Le projet est décrié par un certain nombre d'écologistes. (photo AFP)

C’est au bout d’une jetée balayée par les vents de la mer du Nord que se trouve le chantier le plus stratégique d’Allemagne : la construction du premier terminal de gaz liquéfié du pays.

Installée près du port de Wilhelmshaven, sur la côte de la mer du Nord, cette plateforme pourra fournir, dès cet hiver, l’équivalent de 20% de ce que représentaient il y a peu encore les importations de gaz russe à l’Allemagne. Elles ont été stoppées dans le sillage de la guerre en Ukraine.

Cinq projets ont été lancés au total cette année par le gouvernement à grand frais afin de compenser la fin des livraisons de Gazprom.

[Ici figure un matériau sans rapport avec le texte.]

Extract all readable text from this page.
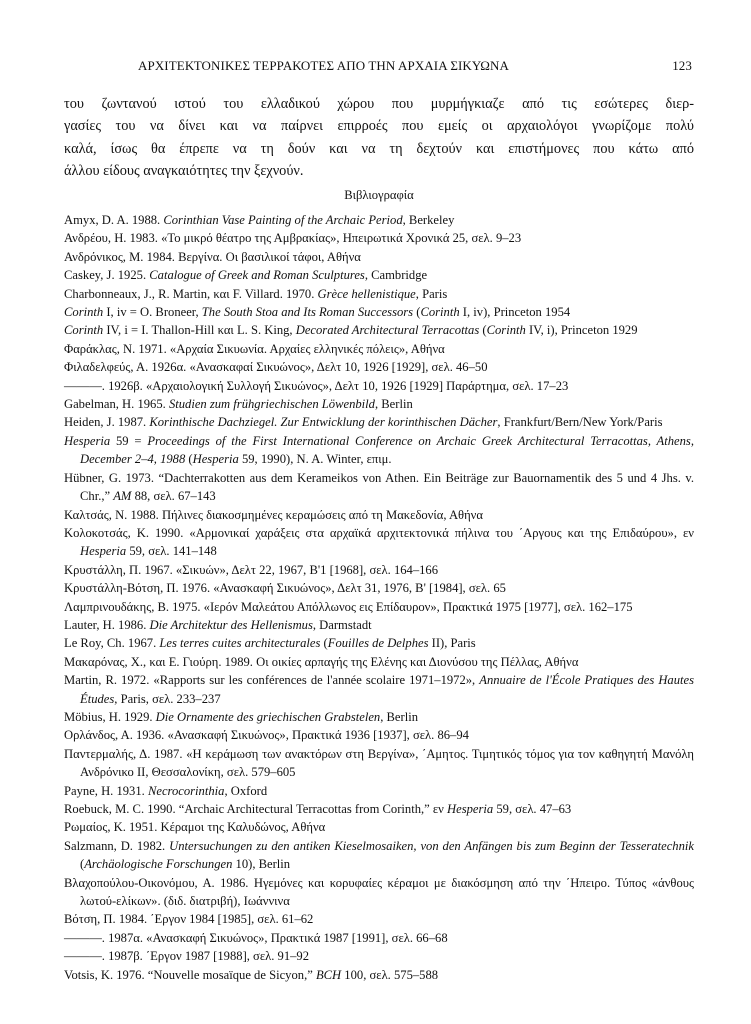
ΑΡΧΙΤΕΚΤΟΝΙΚΕΣ ΤΕΡΡΑΚΟΤΕΣ ΑΠΟ ΤΗΝ ΑΡΧΑΙΑ ΣΙΚΥΩΝΑ	123
του ζωντανού ιστού του ελλαδικού χώρου που μυρμήγκιαζε από τις εσώτερες διερ-
γασίες του να δίνει και να παίρνει επιρροές που εμείς οι αρχαιολόγοι γνωρίζομε πολύ
καλά, ίσως θα έπρεπε να τη δούν και να τη δεχτούν και επιστήμονες που κάτω από
άλλου είδους αναγκαιότητες την ξεχνούν.
Βιβλιογραφία
Amyx, D. A. 1988. Corinthian Vase Painting of the Archaic Period, Berkeley
Ανδρέου, Η. 1983. «Το μικρό θέατρο της Αμβρακίας», Ηπειρωτικά Χρονικά 25, σελ. 9–23
Ανδρόνικος, Μ. 1984. Βεργίνα. Οι βασιλικοί τάφοι, Αθήνα
Caskey, J. 1925. Catalogue of Greek and Roman Sculptures, Cambridge
Charbonneaux, J., R. Martin, και F. Villard. 1970. Grèce hellenistique, Paris
Corinth I, iv = O. Broneer, The South Stoa and Its Roman Successors (Corinth I, iv), Princeton 1954
Corinth IV, i = I. Thallon-Hill και L. S. King, Decorated Architectural Terracottas (Corinth IV, i), Princeton 1929
Φαράκλας, Ν. 1971. «Αρχαία Σικυωνία. Αρχαίες ελληνικές πόλεις», Αθήνα
Φιλαδελφεύς, Α. 1926α. «Ανασκαφαί Σικυώνος», Δελτ 10, 1926 [1929], σελ. 46–50
———. 1926β. «Αρχαιολογική Συλλογή Σικυώνος», Δελτ 10, 1926 [1929] Παράρτημα, σελ. 17–23
Gabelman, H. 1965. Studien zum frühgriechischen Löwenbild, Berlin
Heiden, J. 1987. Korinthische Dachziegel. Zur Entwicklung der korinthischen Dächer, Frankfurt/Bern/New York/Paris
Hesperia 59 = Proceedings of the First International Conference on Archaic Greek Architectural Terracottas, Athens, December 2–4, 1988 (Hesperia 59, 1990), N. A. Winter, επιμ.
Hübner, G. 1973. “Dachterrakotten aus dem Kerameikos von Athen. Ein Beiträge zur Bauornamentik des 5 und 4 Jhs. v. Chr.,” AM 88, σελ. 67–143
Καλτσάς, Ν. 1988. Πήλινες διακοσμημένες κεραμώσεις από τη Μακεδονία, Αθήνα
Κολοκοτσάς, Κ. 1990. «Αρμονικαί χαράξεις στα αρχαϊκά αρχιτεκτονικά πήλινα του ΄Αργους και της Επιδαύρου», εν Hesperia 59, σελ. 141–148
Κρυστάλλη, Π. 1967. «Σικυών», Δελτ 22, 1967, Β'1 [1968], σελ. 164–166
Κρυστάλλη-Βότση, Π. 1976. «Ανασκαφή Σικυώνος», Δελτ 31, 1976, Β' [1984], σελ. 65
Λαμπρινουδάκης, Β. 1975. «Ιερόν Μαλεάτου Απόλλωνος εις Επίδαυρον», Πρακτικά 1975 [1977], σελ. 162–175
Lauter, H. 1986. Die Architektur des Hellenismus, Darmstadt
Le Roy, Ch. 1967. Les terres cuites architecturales (Fouilles de Delphes II), Paris
Μακαρόνας, Χ., και Ε. Γιούρη. 1989. Οι οικίες αρπαγής της Ελένης και Διονύσου της Πέλλας, Αθήνα
Martin, R. 1972. «Rapports sur les conférences de l'année scolaire 1971–1972», Annuaire de l'École Pratiques des Hautes Études, Paris, σελ. 233–237
Möbius, H. 1929. Die Ornamente des griechischen Grabstelen, Berlin
Ορλάνδος, Α. 1936. «Ανασκαφή Σικυώνος», Πρακτικά 1936 [1937], σελ. 86–94
Παντερμαλής, Δ. 1987. «Η κεράμωση των ανακτόρων στη Βεργίνα», ΄Αμητος. Τιμητικός τόμος για τον καθηγητή Μανόλη Ανδρόνικο ΙΙ, Θεσσαλονίκη, σελ. 579–605
Payne, H. 1931. Necrocorinthia, Oxford
Roebuck, M. C. 1990. “Archaic Architectural Terracottas from Corinth,” εν Hesperia 59, σελ. 47–63
Ρωμαίος, Κ. 1951. Κέραμοι της Καλυδώνος, Αθήνα
Salzmann, D. 1982. Untersuchungen zu den antiken Kieselmosaiken, von den Anfängen bis zum Beginn der Tesseratechnik (Archäologische Forschungen 10), Berlin
Βλαχοπούλου-Οικονόμου, Α. 1986. Ηγεμόνες και κορυφαίες κέραμοι με διακόσμηση από την ΄Ηπειρο. Τύπος «άνθους λωτού-ελίκων». (διδ. διατριβή), Ιωάννινα
Βότση, Π. 1984. ΄Εργον 1984 [1985], σελ. 61–62
———. 1987α. «Ανασκαφή Σικυώνος», Πρακτικά 1987 [1991], σελ. 66–68
———. 1987β. ΄Εργον 1987 [1988], σελ. 91–92
Votsis, K. 1976. “Nouvelle mosaïque de Sicyon,” BCH 100, σελ. 575–588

À partir de 2023, l’ensemble doit livrer 25 milliards de mètres cubes par an, soit la moitié de la capacité du gazoduc Nord Stream.

Camions 

Sur le chantier de Wilhelmshaven, des ouvriers habillés en jaune fluo s’activent sous la bruine à la surface d’une plateforme de béton à moitié achevée qui émerge de l’eau. À terre, un ballet de camions amène des bouts de tuyau gris sur le chantier, transportés par des grues, avant d’être reliés les uns aux autres, pour connecter le terminal au réseau existant, sur 28 kilomètres. Les terminaux GNL permettent de regazéifier le gaz naturel importé par la mer, celui-ci ayant été préalablement liquéfié pour être plus transportable.

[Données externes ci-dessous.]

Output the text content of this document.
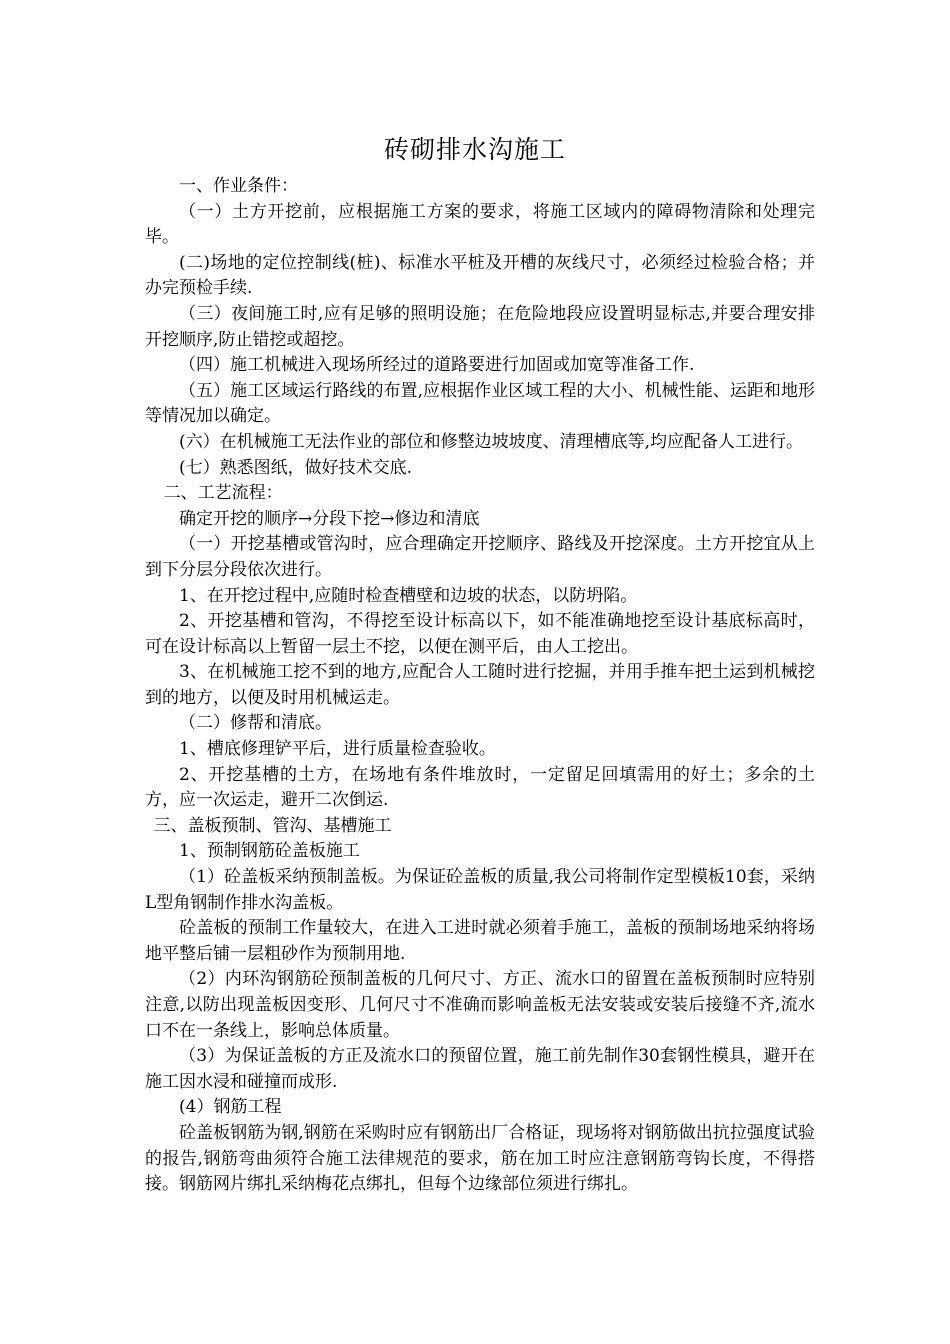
砖砌排水沟施工

一、作业条件：

（一）土方开挖前，应根据施工方案的要求，将施工区域内的障碍物清除和处理完毕。

(二)场地的定位控制线(桩)、标准水平桩及开槽的灰线尺寸，必须经过检验合格；并办完预检手续.

（三）夜间施工时,应有足够的照明设施；在危险地段应设置明显标志,并要合理安排开挖顺序,防止错挖或超挖。

（四）施工机械进入现场所经过的道路要进行加固或加宽等准备工作.

（五）施工区域运行路线的布置,应根据作业区域工程的大小、机械性能、运距和地形等情况加以确定。

(六）在机械施工无法作业的部位和修整边坡坡度、清理槽底等,均应配备人工进行。

(七）熟悉图纸，做好技术交底.

二、工艺流程：

确定开挖的顺序→分段下挖→修边和清底

（一）开挖基槽或管沟时，应合理确定开挖顺序、路线及开挖深度。土方开挖宜从上到下分层分段依次进行。

1、在开挖过程中,应随时检查槽壁和边坡的状态，以防坍陷。

2、开挖基槽和管沟，不得挖至设计标高以下，如不能准确地挖至设计基底标高时，可在设计标高以上暂留一层土不挖，以便在测平后，由人工挖出。

3、在机械施工挖不到的地方,应配合人工随时进行挖掘，并用手推车把土运到机械挖到的地方，以便及时用机械运走。

（二）修帮和清底。

1、槽底修理铲平后，进行质量检查验收。

2、开挖基槽的土方，在场地有条件堆放时，一定留足回填需用的好土；多余的土方，应一次运走，避开二次倒运.

三、盖板预制、管沟、基槽施工

1、预制钢筋砼盖板施工

（1）砼盖板采纳预制盖板。为保证砼盖板的质量,我公司将制作定型模板10套，采纳L型角钢制作排水沟盖板。

砼盖板的预制工作量较大，在进入工进时就必须着手施工，盖板的预制场地采纳将场地平整后铺一层粗砂作为预制用地.

（2）内环沟钢筋砼预制盖板的几何尺寸、方正、流水口的留置在盖板预制时应特别注意,以防出现盖板因变形、几何尺寸不准确而影响盖板无法安装或安装后接缝不齐,流水口不在一条线上，影响总体质量。

（3）为保证盖板的方正及流水口的预留位置，施工前先制作30套钢性模具，避开在施工因水浸和碰撞而成形.

(4）钢筋工程

砼盖板钢筋为钢,钢筋在采购时应有钢筋出厂合格证，现场将对钢筋做出抗拉强度试验的报告,钢筋弯曲须符合施工法律规范的要求，筋在加工时应注意钢筋弯钩长度，不得搭接。钢筋网片绑扎采纳梅花点绑扎，但每个边缘部位须进行绑扎。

Ils se composent d’une plateforme en mer reliée par des tuyaux au réseau gazier terrestre. Un bateau appelé FSRU y est amarré, loué pour plusieurs années. Il stocke et regazéifie le gaz liquide. Contrairement à d’autres pays européens, l’Allemagne ne disposait jusque-là d’aucun équipement de ce type, ni en mer ni à terre, préférant bénéficier de la ressource peu chère provenant des pipelines russes.

Mais après l’invasion de l’Ukraine, la Russie a d’abord considérablement baissé ses livraisons, qui représentaient auparavant 55% des importations allemandes, avant de les arrêter début septembre.  Pour assurer sa sécurité énergétique et sauver son industrie gourmande en gaz, Berlin investit massivement dans le GNL.

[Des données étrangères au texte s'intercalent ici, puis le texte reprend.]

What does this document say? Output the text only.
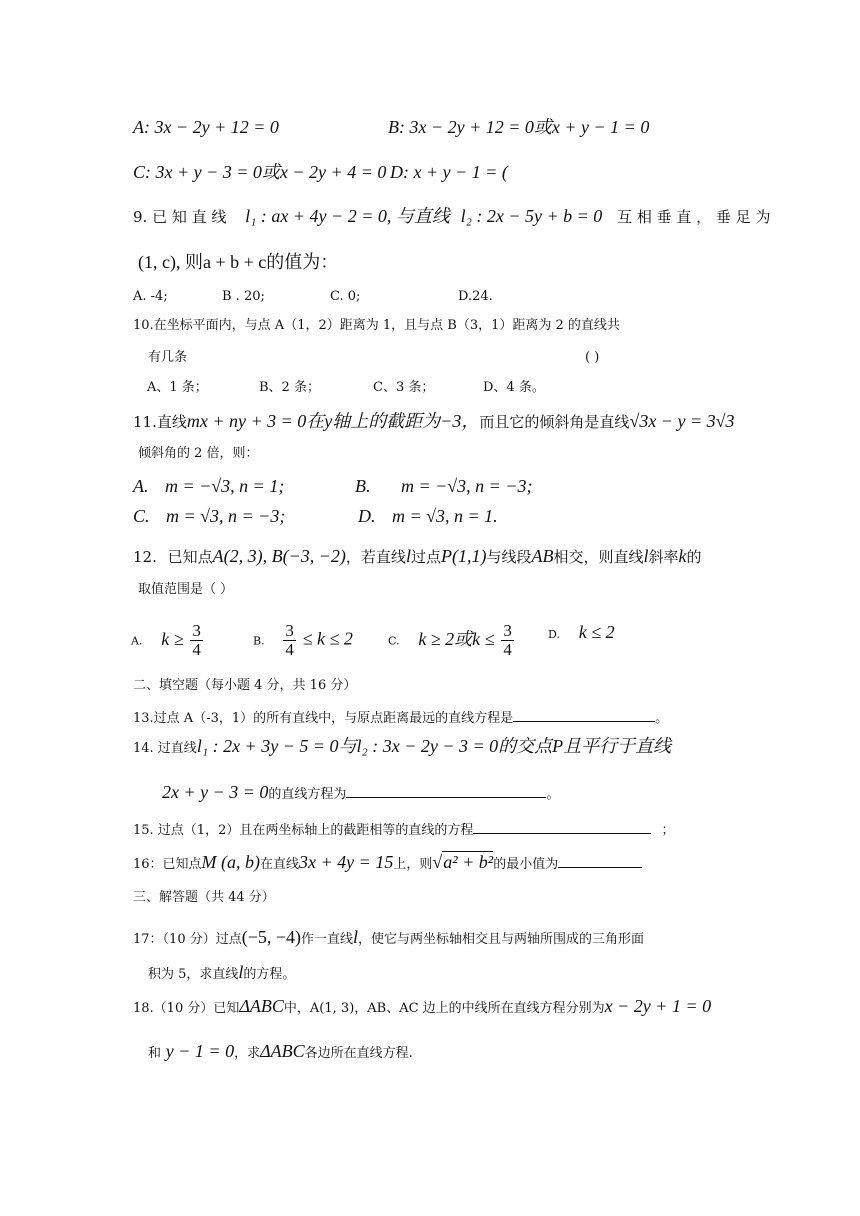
A: 3x − 2y + 12 = 0	B: 3x − 2y + 12 = 0或x + y − 1 = 0
C: 3x + y − 3 = 0或x − 2y + 4 = 0 D: x + y − 1 = (
9. 已 知 直 线 l₁ : ax + 4y − 2 = 0, 与直线 l₂ : 2x − 5y + b = 0 互 相 垂 直 ， 垂 足 为
(1, c), 则a + b + c的值为：
A. -4;	B . 20;	C. 0;	D.24.
10.在坐标平面内，与点 A（1，2）距离为 1，且与点 B（3，1）距离为 2 的直线共
有几条	( )
A、1 条；	B、2 条；	C、3 条；	D、4 条。
11.直线mx + ny + 3 = 0在y轴上的截距为−3，而且它的倾斜角是直线√3x − y = 3√3
倾斜角的 2 倍，则：
A. m = −√3, n = 1;	B. m = −√3, n = −3;
C. m = √3, n = −3;	D. m = √3, n = 1.
12. 已知点A(2, 3), B(−3, −2)，若直线l过点P(1,1)与线段AB相交，则直线l斜率k的
取值范围是（ ）
A. $k \ge \frac{3}{4}$	B. $\frac{3}{4} \le k \le 2$	C. k ≥ 2或$k \le \frac{3}{4}$	D. k ≤ 2
二、填空题（每小题 4 分，共 16 分）
13.过点 A（-3，1）的所有直线中，与原点距离最远的直线方程是	。
14. 过直线l₁ : 2x + 3y − 5 = 0与l₂ : 3x − 2y − 3 = 0的交点P且平行于直线
2x + y − 3 = 0的直线方程为	。
15. 过点（1，2）且在两坐标轴上的截距相等的直线的方程	；
16：已知点M (a, b)在直线3x + 4y = 15上，则√a² + b²的最小值为
三、解答题（共 44 分）
17：（10 分）过点(−5, −4)作一直线l，使它与两坐标轴相交且与两轴所围成的三角形面
积为 5，求直线l的方程。
18.（10 分）已知ΔABC中，A(1, 3)，AB、AC 边上的中线所在直线方程分别为x − 2y + 1 = 0
和 y − 1 = 0，求ΔABC各边所在直线方程.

Le gouvernement a déjà conclu des accords avec des pays du Golfe comme les Émirats arabes unis ou le Qatar pour importer davantage de gaz liquéfié. Berlin a en outre débloqué trois milliards d’euros pour louer des navires FSRU afin d’équiper ses terminaux.

Environnement 

Le pays a adopté une loi au printemps qui a considérablement accéléré les procédures d’ouverture rapide des terminaux. À Wilhelmshaven, le chantier avance vite. On aperçoit ces réseaux installés au milieu des champs ou de pâturages sur lesquels broutent encore des vaches laitières. Le terminal devrait donc être terminé « dès cet hiver », assure Holger Kreetz, chef opérationnel du groupe énergétique allemand Uniper, qui gère le projet.

Une rapidité hors du commun, signe que le gouvernement considère ce sujet comme une priorité : « normalement, nous réalisons un tel projet en 5, 6 ans », ajoute Holger Kreetz.

L’initiative est globalement bien perçue dans une ville marquée par la désindustrialisation et où le taux de chômage dépasse 10 %, soit près de deux fois la moyenne nationale. « C’est bien que cela soit à Wilhelmshaven (…) Cela va ramener de l’emploi », dit Ingrid Schon, 55 ans, croisée dans la rue principale de la ville.

Au contraire, certaines associations écologistes dénoncent les risques liés à l’accélération des procédures d’évaluation de l’impact environnemental. De jeunes activistes du mouvement allemand « Ende Gelände » ont bloqué le temps d’une journée en août les travaux à Wilhelmshaven. Pour l’association DUH, le projet « détruit de manière irréversible des écosystèmes sensibles et mettra en danger l’espace vital des marsouins ».

L’origine du gaz importé, qui pourrait notamment être issue de la fracturation hydraulique aux États-Unis, une pratique controversée sur le plan environnemental, est aussi mise en cause.

Ces critiques ont été balayées par le ministre du Climat Robert Habeck, pourtant écologiste, qui martèle la priorité donnée à la « sécurité énergétique » par le gouvernement. Le chantier doit, d’ici 2030, être reconverti dans l’hydrogène vert, une technologie propre dans laquelle Berlin veut devenir le champion dans les prochaines décennies.